Most people who know how to use a computer have at least a passing familiarity with the way data is stored, in terms of kilobytes, megabytes, gigabytes, and so on. What they may not understand is the relationship between these units of measurement and the actual words, graphics, music, and programs they manipulate on-screen. A single byte represents a single character of text, and itself is made up of eight smaller units known as bits. Bits are the raw components of digital information, and the way they are arranged makes for different letters of the alphabet, numbers, or other kinds of characters.

Code compression uses special algorithms to make a smaller piece of code stand for a larger piece.

A code compression program takes the bits and bytes that make up a given file and encodes them so that one or two characters of the compressed version represent a larger number of the original. The two main types of code compression are known as lossy and lossless.
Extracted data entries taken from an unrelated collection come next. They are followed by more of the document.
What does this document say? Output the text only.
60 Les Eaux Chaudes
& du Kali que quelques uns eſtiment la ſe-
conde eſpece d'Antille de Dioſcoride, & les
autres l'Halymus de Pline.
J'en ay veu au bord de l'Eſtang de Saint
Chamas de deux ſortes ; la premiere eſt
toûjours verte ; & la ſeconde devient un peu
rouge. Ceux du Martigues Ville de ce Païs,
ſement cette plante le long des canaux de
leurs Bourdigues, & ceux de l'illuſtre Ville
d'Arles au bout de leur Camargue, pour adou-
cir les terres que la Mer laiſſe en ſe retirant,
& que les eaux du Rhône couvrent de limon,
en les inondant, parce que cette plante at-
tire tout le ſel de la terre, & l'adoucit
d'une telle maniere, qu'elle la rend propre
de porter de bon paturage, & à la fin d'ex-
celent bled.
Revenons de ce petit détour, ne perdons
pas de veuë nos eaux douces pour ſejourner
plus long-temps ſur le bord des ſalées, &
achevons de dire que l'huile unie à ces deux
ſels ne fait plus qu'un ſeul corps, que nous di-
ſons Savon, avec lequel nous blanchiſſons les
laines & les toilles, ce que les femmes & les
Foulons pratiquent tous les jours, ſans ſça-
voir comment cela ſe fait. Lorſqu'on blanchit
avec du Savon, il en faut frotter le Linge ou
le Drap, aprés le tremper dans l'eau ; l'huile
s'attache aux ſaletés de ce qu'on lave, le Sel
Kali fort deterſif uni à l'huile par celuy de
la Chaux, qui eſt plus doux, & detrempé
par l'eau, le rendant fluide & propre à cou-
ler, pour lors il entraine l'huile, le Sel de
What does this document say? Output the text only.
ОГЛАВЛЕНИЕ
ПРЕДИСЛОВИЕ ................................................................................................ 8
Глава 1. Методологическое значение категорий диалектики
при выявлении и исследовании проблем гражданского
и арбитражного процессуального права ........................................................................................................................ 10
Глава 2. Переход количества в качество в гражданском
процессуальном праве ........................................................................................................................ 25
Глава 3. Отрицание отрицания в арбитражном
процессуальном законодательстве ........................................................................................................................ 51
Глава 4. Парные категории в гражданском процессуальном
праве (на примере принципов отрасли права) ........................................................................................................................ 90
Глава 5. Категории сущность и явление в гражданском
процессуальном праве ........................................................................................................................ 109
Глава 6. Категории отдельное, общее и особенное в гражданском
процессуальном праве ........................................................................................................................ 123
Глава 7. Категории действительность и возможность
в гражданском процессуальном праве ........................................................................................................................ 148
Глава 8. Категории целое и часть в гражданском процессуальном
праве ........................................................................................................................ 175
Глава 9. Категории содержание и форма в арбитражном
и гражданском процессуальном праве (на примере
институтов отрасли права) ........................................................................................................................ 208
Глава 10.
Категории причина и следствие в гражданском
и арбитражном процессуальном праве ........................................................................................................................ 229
Lossy compression can be used in cases where some data loss is acceptable, such as music files in which some frequencies are unneeded. Basically, a lossy algorithm counts the number of times a given section of data is reused throughout a file and generates a smaller piece of code tallying that number. Greater size compression can typically be achieved using this method, and the MP3 format is an example of this type of compressed file.

The basic functional difference between lossy and lossless compression is that with lossy compression, data that cannot be compressed is discarded, whereas lossless compression keeps it, uncompressed. This leads to larger compressed file sizes, but a retention of the original file quality. Text documents and other similar files, in which information cannot be lost, must be compressed in this way.

Generally speaking, a compressed file cannot be used or manipulated unless it is first uncompressed. Compression is a temporary state, therefore used mainly for storage or transmission purposes. This does not extend to compressed music and video files however, for which programs exist that can decode on the fly, during playback.